RALPH W. MATHISEN joined the faculty of the University of Illinois at Urbana-Champaign after 23 years at the University of South Carolina, where he was Louise Fry Scudder Professor of Humanities. He is a specialist in the society, culture, and religion of Late Antiquity.

Professor Mathisen recent works include Barbarian Intellectuals in Late Antiquity, a study of the late Roman comedy The Querolus, and the life and letters of Desiderius of Cahors.

He has authored or edited ten books, including People, Personal Expression, and Social Relations in Late Antiquity, 2 vols. (Univ. of Michigan, 2003); Society and Culture in Late Antique Gaul. Revisiting the Sources (Ashgate, 2001) (with D.R. Shanzer); Law, Society, and Authority in Late Antiquity (Oxford Univ. Press, 2001); and Ruricius of Limoges and Friends: A Collection of Letters from Visigothic Aquitania (Liverpool Univ. Press, 1999), and has published over 60 scholarly articles including Valentinian.

He is Director of the Biographical Database for Late Antiquity Project, and a Fellow of the American Numismatic Society. He has also served in a number of capacities for the Byzantine Studies Conference, the American Philological Ass., the Ass. for History and Computing, the Ass. of Ancient Historians, the Classical Ass. of Midwest and South, the Soc. for Ancient Numismatics, the Society for Late Antiquity, and the U.S. National Committee for Byzantine Studies.

He maintains the Geography of Roman Gaul website: http://www.sc.edu/ltantsoc/geogmain.htm

He received his Ph.D. from the University of Wisconsin in 1979.

Contact information:
RALPH MATHISEN [ruricius@msn.com]
Department of History, University of Illinois
309 Gregory Hall, 810 S Wright ST, MC-466, Urbana IL 61801 USA
Phone: 217-244-2075 FAX: 217-333-2297

Friday, July 23, 2004

Andrew Wallace-Hadrill

"Andrew Wallace-Hadrill is director of the British School at Rome and Professor of Classics at Reading University. An expert on Pompeii, Professor Wallace-Hadrill was awarded the AIA James R. Wiseman Award in 1995 for his book, Houses and Society in Pompeii and Herculaneum (1994). He has written several other books including, Augustan Rome (1993) and Suetonius: the Scholar and his Caesars (1985)."

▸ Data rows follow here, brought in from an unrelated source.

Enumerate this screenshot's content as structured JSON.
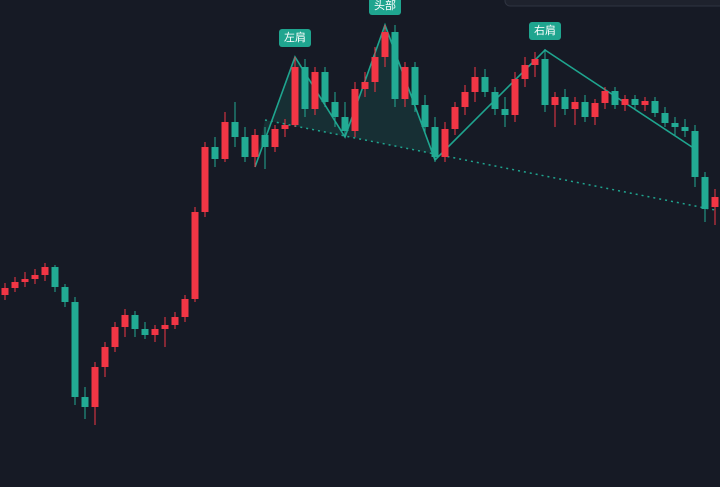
{
  "chart_data": {
    "type": "candlestick",
    "up_color": "#f23645",
    "down_color": "#22ab94",
    "pattern_color": "#1fa58f",
    "ylim": [
      0,
      487
    ],
    "open": [
      192,
      199,
      205,
      208,
      212,
      220,
      200,
      185,
      90,
      80,
      120,
      140,
      160,
      172,
      158,
      152,
      158,
      162,
      170,
      188,
      275,
      340,
      328,
      365,
      350,
      330,
      352,
      340,
      358,
      362,
      420,
      378,
      415,
      385,
      370,
      356,
      398,
      405,
      430,
      455,
      388,
      420,
      382,
      360,
      330,
      358,
      380,
      395,
      410,
      395,
      378,
      372,
      408,
      422,
      428,
      382,
      390,
      378,
      385,
      370,
      384,
      396,
      382,
      388,
      382,
      386,
      374,
      364,
      360,
      356,
      310,
      280
    ],
    "high": [
      204,
      210,
      215,
      218,
      224,
      222,
      203,
      190,
      100,
      125,
      145,
      165,
      178,
      176,
      165,
      162,
      170,
      175,
      192,
      280,
      345,
      350,
      375,
      385,
      360,
      358,
      360,
      362,
      368,
      430,
      428,
      420,
      420,
      395,
      385,
      405,
      415,
      440,
      462,
      462,
      425,
      425,
      392,
      370,
      365,
      385,
      402,
      420,
      418,
      400,
      390,
      415,
      430,
      435,
      438,
      395,
      398,
      390,
      392,
      388,
      400,
      400,
      392,
      392,
      390,
      390,
      380,
      370,
      368,
      362,
      315,
      298
    ],
    "low": [
      187,
      195,
      200,
      203,
      206,
      195,
      180,
      82,
      68,
      62,
      110,
      135,
      150,
      150,
      148,
      145,
      140,
      158,
      165,
      185,
      270,
      320,
      325,
      340,
      325,
      320,
      318,
      335,
      350,
      360,
      370,
      372,
      380,
      360,
      350,
      350,
      390,
      395,
      420,
      380,
      380,
      375,
      355,
      325,
      325,
      352,
      372,
      385,
      390,
      372,
      360,
      365,
      400,
      410,
      375,
      360,
      372,
      362,
      365,
      362,
      378,
      378,
      376,
      378,
      376,
      370,
      360,
      352,
      350,
      300,
      265,
      262
    ],
    "close": [
      199,
      205,
      208,
      212,
      220,
      200,
      185,
      90,
      80,
      120,
      140,
      160,
      172,
      158,
      152,
      158,
      162,
      170,
      188,
      275,
      340,
      328,
      365,
      350,
      330,
      352,
      340,
      358,
      362,
      420,
      378,
      415,
      385,
      370,
      356,
      398,
      405,
      430,
      455,
      388,
      420,
      382,
      360,
      330,
      358,
      380,
      395,
      410,
      395,
      378,
      372,
      408,
      422,
      428,
      382,
      390,
      378,
      385,
      370,
      384,
      396,
      382,
      388,
      382,
      386,
      374,
      364,
      360,
      356,
      310,
      278,
      290
    ],
    "pattern_points": {
      "index": [
        25,
        29,
        34,
        38,
        43,
        54,
        69
      ],
      "values": [
        320,
        430,
        350,
        462,
        327,
        437,
        338
      ],
      "labels": [
        null,
        "左肩",
        null,
        "头部",
        null,
        "右肩",
        null
      ]
    },
    "neckline": {
      "index": [
        26,
        71
      ],
      "values": [
        367,
        277
      ]
    }
  }
}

He is presently director of BSR's Pompeii Project.

"The project aims to take a small slice of the city, a single block of houses or insula, excavated first half a century ago, yet never published, and to see what can be said about it now to cast light on the city, its history and its life. Its three main components are archival research into the original excavation of 1952-3, the artefacts then excavated, recording and analysis of the standing remains, and the excavation of levels below that sealed by the eruption of AD 79."

His work has also served as resource material for such interesting programs as "The Private Lives of Pompeii" produced by Channel 4 and "Roman Empire in the First Century" produced by PBS.

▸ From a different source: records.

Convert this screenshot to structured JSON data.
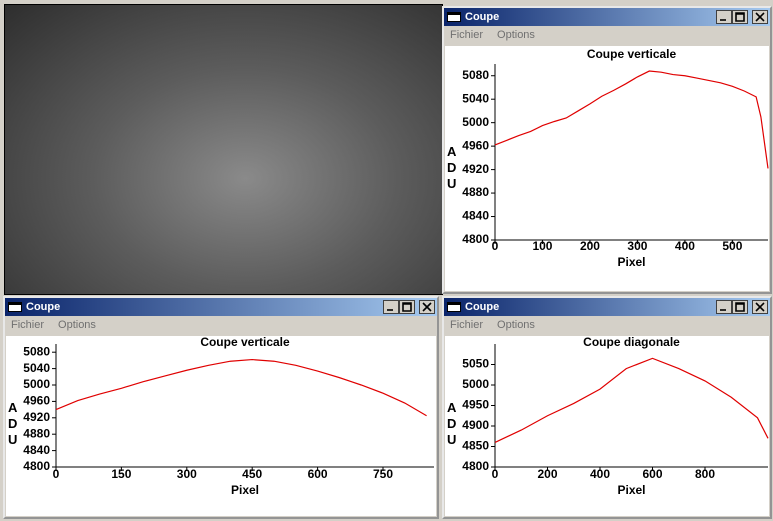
{
  "windows": [
    {
      "title": "Coupe",
      "menu": [
        "Fichier",
        "Options"
      ]
    },
    {
      "title": "Coupe",
      "menu": [
        "Fichier",
        "Options"
      ]
    },
    {
      "title": "Coupe",
      "menu": [
        "Fichier",
        "Options"
      ]
    }
  ],
  "chart_data": [
    {
      "type": "line",
      "title": "Coupe verticale",
      "x_label": "Pixel",
      "y_label": "ADU",
      "x": [
        0,
        25,
        50,
        75,
        100,
        125,
        150,
        175,
        200,
        225,
        250,
        275,
        300,
        325,
        350,
        375,
        400,
        425,
        450,
        475,
        500,
        525,
        550,
        560,
        575
      ],
      "series": [
        {
          "color": "#e00000",
          "values": [
            4962,
            4970,
            4978,
            4985,
            4995,
            5002,
            5008,
            5020,
            5032,
            5045,
            5055,
            5066,
            5078,
            5088,
            5086,
            5082,
            5080,
            5076,
            5072,
            5068,
            5062,
            5054,
            5044,
            5010,
            4922
          ]
        }
      ],
      "xlim": [
        0,
        575
      ],
      "xticks": [
        0,
        100,
        200,
        300,
        400,
        500
      ],
      "ylim": [
        4800,
        5100
      ],
      "yticks": [
        4800,
        4840,
        4880,
        4920,
        4960,
        5000,
        5040,
        5080
      ]
    },
    {
      "type": "line",
      "title": "Coupe verticale",
      "x_label": "Pixel",
      "y_label": "ADU",
      "x": [
        0,
        50,
        100,
        150,
        200,
        250,
        300,
        350,
        400,
        450,
        500,
        550,
        600,
        650,
        700,
        750,
        800,
        850
      ],
      "series": [
        {
          "color": "#e00000",
          "values": [
            4940,
            4962,
            4978,
            4992,
            5008,
            5022,
            5036,
            5048,
            5058,
            5062,
            5058,
            5048,
            5034,
            5018,
            5000,
            4980,
            4956,
            4925
          ]
        }
      ],
      "xlim": [
        0,
        867
      ],
      "xticks": [
        0,
        150,
        300,
        450,
        600,
        750
      ],
      "ylim": [
        4800,
        5100
      ],
      "yticks": [
        4800,
        4840,
        4880,
        4920,
        4960,
        5000,
        5040,
        5080
      ]
    },
    {
      "type": "line",
      "title": "Coupe diagonale",
      "x_label": "Pixel",
      "y_label": "ADU",
      "x": [
        0,
        100,
        200,
        300,
        400,
        500,
        600,
        700,
        800,
        900,
        1000,
        1040
      ],
      "series": [
        {
          "color": "#e00000",
          "values": [
            4860,
            4890,
            4925,
            4955,
            4990,
            5040,
            5065,
            5040,
            5010,
            4970,
            4920,
            4870
          ]
        }
      ],
      "xlim": [
        0,
        1040
      ],
      "xticks": [
        0,
        200,
        400,
        600,
        800
      ],
      "ylim": [
        4800,
        5100
      ],
      "yticks": [
        4800,
        4850,
        4900,
        4950,
        5000,
        5050
      ]
    }
  ]
}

His enthusiasm is so natural and refreshing, its contagious! I even sent an e-mail to The Teaching Company asking them to produce some courses on Rome with Andrew as the professor. I see Andrew produced an excellent article on Pompeii for the BBC website.


Tuesday, July 13, 2004

Kenneth W. Harl

Kenneth W. Harl

"Kenneth W. Harl is Professor of Classical and Byzantine History at Tulane University in New Orleans, where he has been teaching since 1978. He earned his Bachelor's degree from Trinity College and went on to earn his Master's and Ph.D. from Yale University.

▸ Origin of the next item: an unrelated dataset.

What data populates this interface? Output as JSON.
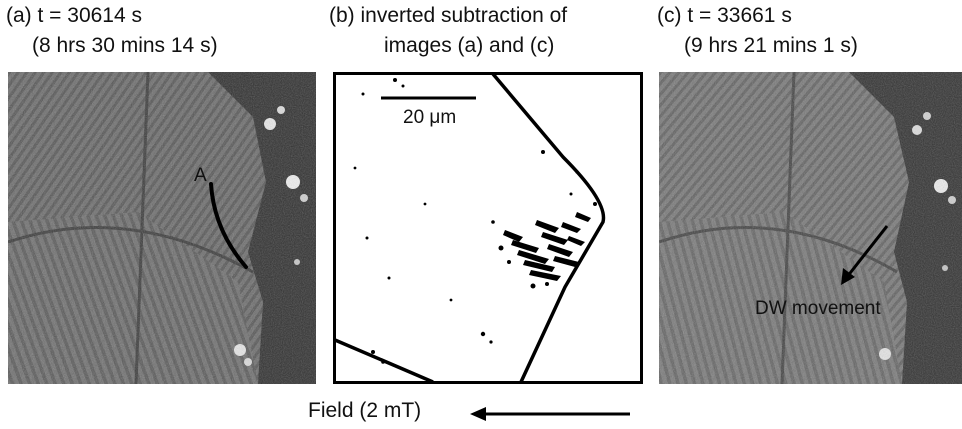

Dr. Harl specializes in the Mediterranean civilizations of Greece, Rome, Egypt, and Byzantium. He has published numerous articles and is the author of Civic Coins and Civic Politics in the Roman East, A.D. 180-275 and Coinage in the Roman Economy, 300 B.C. to A.D. 700. He is also a veteran field researcher who has served since 1999 on the Editorial Board of the American Journal of Archaeology."

"Every scholar in the field of Greco-Roman history knows Ken Harl's works on coinage. His ability to explain all manners of social, economic and historic events using coins is a terrific tool to teach students," says Jason Sanchez, a student who accompanied Dr. Harl on one of his guided trips to Turkey.

One of his favorite personnages of Roman history is Julia Domna, the empress of the Serverus Roman Empire, circa 193 C.E.

His latest course for The Teaching Company is Rome and the Barbarians. Other courses he has produced for The Teaching Company is Great Civilizations of Asia Minor and The World of Byzantium.